It’s the first day of Spring over here and I want my heart to gallop with excitement but it won’t cooperate. Yesterday afternoon Ming and I had one of our serious talks. These always resemble the kind of discussion a grandfather might have with a small child (Ming = the grandfather; Julie = the small child).
Now it’s not particularly pleasant to be scolded by your teenage son but after much to-ing and fro-ing of our discussion, Ming finally summarized things by saying, “Mum, I just want you back the way you were. I want us to have fun again, I want you to be happy again.” (This was after he told me my office was an appalling mess).
“Is it Dad or me who is stopping you?” Ming asked.
“It’s Anthony, Ming. I just can’t seem to adjust.
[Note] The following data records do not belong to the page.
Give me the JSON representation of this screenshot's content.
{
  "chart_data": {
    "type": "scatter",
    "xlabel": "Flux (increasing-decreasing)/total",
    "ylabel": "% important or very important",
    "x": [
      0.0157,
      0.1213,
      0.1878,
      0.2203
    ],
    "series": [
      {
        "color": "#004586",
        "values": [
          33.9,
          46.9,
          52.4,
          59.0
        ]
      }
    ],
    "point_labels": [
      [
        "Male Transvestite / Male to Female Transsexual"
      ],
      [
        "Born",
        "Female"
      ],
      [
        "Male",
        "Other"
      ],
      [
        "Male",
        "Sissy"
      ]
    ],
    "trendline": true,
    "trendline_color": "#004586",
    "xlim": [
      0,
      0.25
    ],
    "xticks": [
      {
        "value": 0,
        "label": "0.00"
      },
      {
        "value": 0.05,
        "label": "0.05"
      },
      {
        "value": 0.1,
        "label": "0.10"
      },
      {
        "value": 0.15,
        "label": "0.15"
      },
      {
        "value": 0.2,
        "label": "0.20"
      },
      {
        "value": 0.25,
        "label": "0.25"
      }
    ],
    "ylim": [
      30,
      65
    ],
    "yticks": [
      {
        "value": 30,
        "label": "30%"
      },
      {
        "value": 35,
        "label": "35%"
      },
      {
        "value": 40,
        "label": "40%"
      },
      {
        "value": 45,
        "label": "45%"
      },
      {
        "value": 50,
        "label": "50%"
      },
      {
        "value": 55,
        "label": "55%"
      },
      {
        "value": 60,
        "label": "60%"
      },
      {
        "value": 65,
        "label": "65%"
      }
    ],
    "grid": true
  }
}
Come on, give me a break – he’s only been in the nursing lodge for six months. Give me a chance to breathe my grief!”
“You’ve been doing that for too long already, Mum. Please stop. We have to get this place in order – you have to help me!”
“Oh you’re not going to say that dreadful word again are you?”
“Yes, Mum. Teamwork, teamwork, teamwork!”
“Poo, poo, poo!” I retaliated (Ming loathes that word).
Anyway that was yesterday and now it is today. I just saw a blue wren and I am going to vacuum the inside veranda and it’s raining but sunny and later on I will go see Anthony and I will not cry when I get home again because if I do I will have to suffer another Ming discussion.
It’s the first day of Spring here and my heart has begun to walk again. I hope Ming doesn’t get too much of a shock!